A culpa não é da Internet
“A vossa guerra virtual na Internet causará uma guerra real que recairá em cima das vossas cabeças” [mensagem do Estado Islâmico aos responsáveis pelo Twitter]
O grupo terrorista Estado Islâmico tem declarado guerra ao Twitter. A cada conta fechada (o Twitter fecha todas as contas que consegue identificar como pertencentes ao grupo terrorista) uma nova ameaça é feita à empresa.
Muitos defendem que as grandes empresas de Internet, que administram essas redes sociais (Facebook, Google, Twitter, etc.), assumam a responsabilidade em filtrar o que pode ou não ser postado na rede.
A esse respeito, o presidente executivo da Google, Eric Schmidt publicou um artigo no The New York Times, tratando exatamente sobre bem e o mal veiculado pela Internet.
Para Schmidt, a Internet seria um mundo onde “qualquer pessoa, em qualquer lugar, poderia expressar as suas crenças, independentemente de quão singulares estas se afigurassem, sem medo de serem coagidos ao silêncio ou à conformidade“.
Todavia, no meio do artigo assinado pelo presidente da Google, o mesmo admite que ao permitir a veiculação das piores características da humanidade – sob a forma de inveja, opressão ou ódio – cabe aos líderes, sejam eles governamentais, da sociedade e das empresas de tecnologia, impedir que a Internet se transforme num veículo que reforce “o poder das pessoas erradas e das vozes erradas”.

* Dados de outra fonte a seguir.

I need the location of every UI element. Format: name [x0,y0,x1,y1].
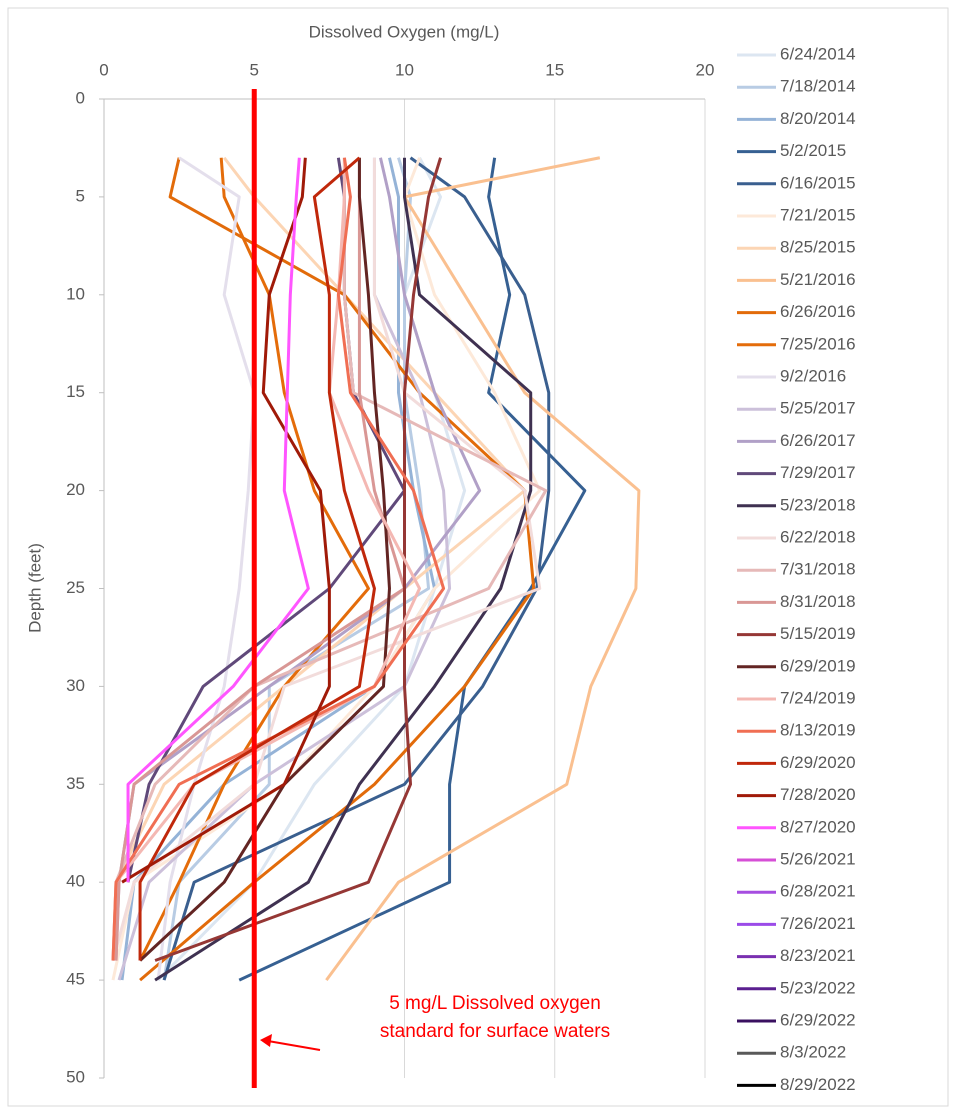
y-tick-label: 5 [76,186,85,205]
legend-label: 8/25/2015 [780,238,856,257]
series-line [126,157,310,883]
y-tick-label: 20 [66,480,85,499]
y-tick-label: 10 [66,284,85,303]
legend-label: 7/24/2019 [780,688,856,707]
legend-label: 5/2/2015 [780,141,846,160]
legend-label: 8/13/2019 [780,721,856,740]
y-tick-label: 25 [66,578,85,597]
legend-label: 6/29/2019 [780,656,856,675]
legend-label: 7/21/2015 [780,205,856,224]
series-line [111,157,542,961]
series-line [139,157,536,982]
legend-label: 5/15/2019 [780,624,856,643]
legend-label: 8/29/2022 [780,1075,856,1094]
series-line [111,157,446,961]
legend-label: 8/31/2018 [780,592,856,611]
legend-label: 5/23/2022 [780,978,856,997]
series-line [114,157,406,961]
legend-label: 5/26/2021 [780,849,856,868]
legend-label: 5/23/2018 [780,495,856,514]
legend-label: 7/26/2021 [780,914,856,933]
legend-label: 8/3/2022 [780,1043,846,1062]
y-tick-label: 30 [66,676,85,695]
legend-label: 5/25/2017 [780,399,856,418]
x-tick-label: 10 [395,60,414,79]
y-tick-label: 45 [66,970,85,989]
legend-label: 6/29/2020 [780,753,856,772]
y-tick-label: 15 [66,382,85,401]
series-line [162,156,551,981]
y-tick-label: 50 [66,1067,85,1086]
legend-label: 7/29/2017 [780,463,856,482]
x-tick-label: 0 [99,60,108,79]
legend-label: 6/26/2016 [780,302,856,321]
x-tick-label: 5 [250,60,259,79]
y-tick-label: 35 [66,774,85,793]
legend-label: 8/27/2020 [780,817,856,836]
x-tick-label: 15 [545,60,564,79]
legend-label: 8/20/2014 [780,109,856,128]
legend-label: 6/28/2021 [780,882,856,901]
series-line [138,156,376,961]
legend-label: 6/22/2018 [780,527,856,546]
legend-label: 8/23/2021 [780,946,856,965]
series-line [325,156,641,981]
legend-label: 6/29/2022 [780,1010,856,1029]
legend-label: 7/18/2014 [780,77,856,96]
y-tick-label: 40 [66,872,85,891]
annotation: 5 mg/L Dissolved oxygen [389,993,601,1014]
legend-label: 9/2/2016 [780,366,846,385]
series-line [111,157,422,961]
legend-label: 6/26/2017 [780,431,856,450]
annotation-arrow [267,1040,321,1051]
legend-label: 5/21/2016 [780,270,856,289]
legend-label: 7/28/2020 [780,785,856,804]
x-axis-label: Dissolved Oxygen (mg/L) [309,22,500,41]
legend-label: 6/24/2014 [780,44,856,63]
series-line [238,157,587,982]
y-axis-label: Depth (feet) [25,543,44,633]
series-line [154,157,442,962]
y-tick-label: 0 [76,88,85,107]
legend-label: 7/31/2018 [780,560,856,579]
legend-label: 7/25/2016 [780,334,856,353]
legend-label: 6/16/2015 [780,173,856,192]
x-tick-label: 20 [696,60,715,79]
annotation: standard for surface waters [380,1021,610,1042]
series-line [121,157,331,884]
series-line [156,156,256,981]
annotation-arrowhead [260,1034,272,1047]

No mesmo artigo, Schmidt defende a construção de “ferramentas” que ajudem a diminuir as tensões crescentes nas mídias sociais – “uma espécie de verificador ortográfico, mas para o ódio e para a intimidação”.
Como fica a liberdade de expressão
Porém, o que parece uma proposta para o bem, ela não é aceita com tranquilidade pelos defensores da liberdade de expressão na Internet.
Não porque defendam os assassinos do Estado Islâmico. Ou qualquer outro grupo de ódio. Mas porque este algoritmo defendido pelo presidente do Google se transformaria num “juiz” sem qualquer noção de perspectiva ou equilíbrio e moralmente ambíguo.
Tudo porque o tipo de sistema apresentado como uma possível solução para “limpar” o ódio na Internet, quando nas mãos de governos ou empresas de tecnologia poderosas, teria o poder de definir o que é “bom” ou “moralmente aceitável” e isso, sim, é um ataque à liberdade de expressão.
Seja no mundo virtual, seja no real, a crise de valores que há tanto tempo se instalou na sociedade, parece persistir e ganhar força constante
No mundo virtual, a Internet pode e deve também contribuir para acabar com o pânico e com o incitamento ao ódio. Para isto, basta ela apostar naquilo que constituem também os seus princípios por excelência:
- a criação de uma comunidade de cidadãos do mundo informados e tolerantes.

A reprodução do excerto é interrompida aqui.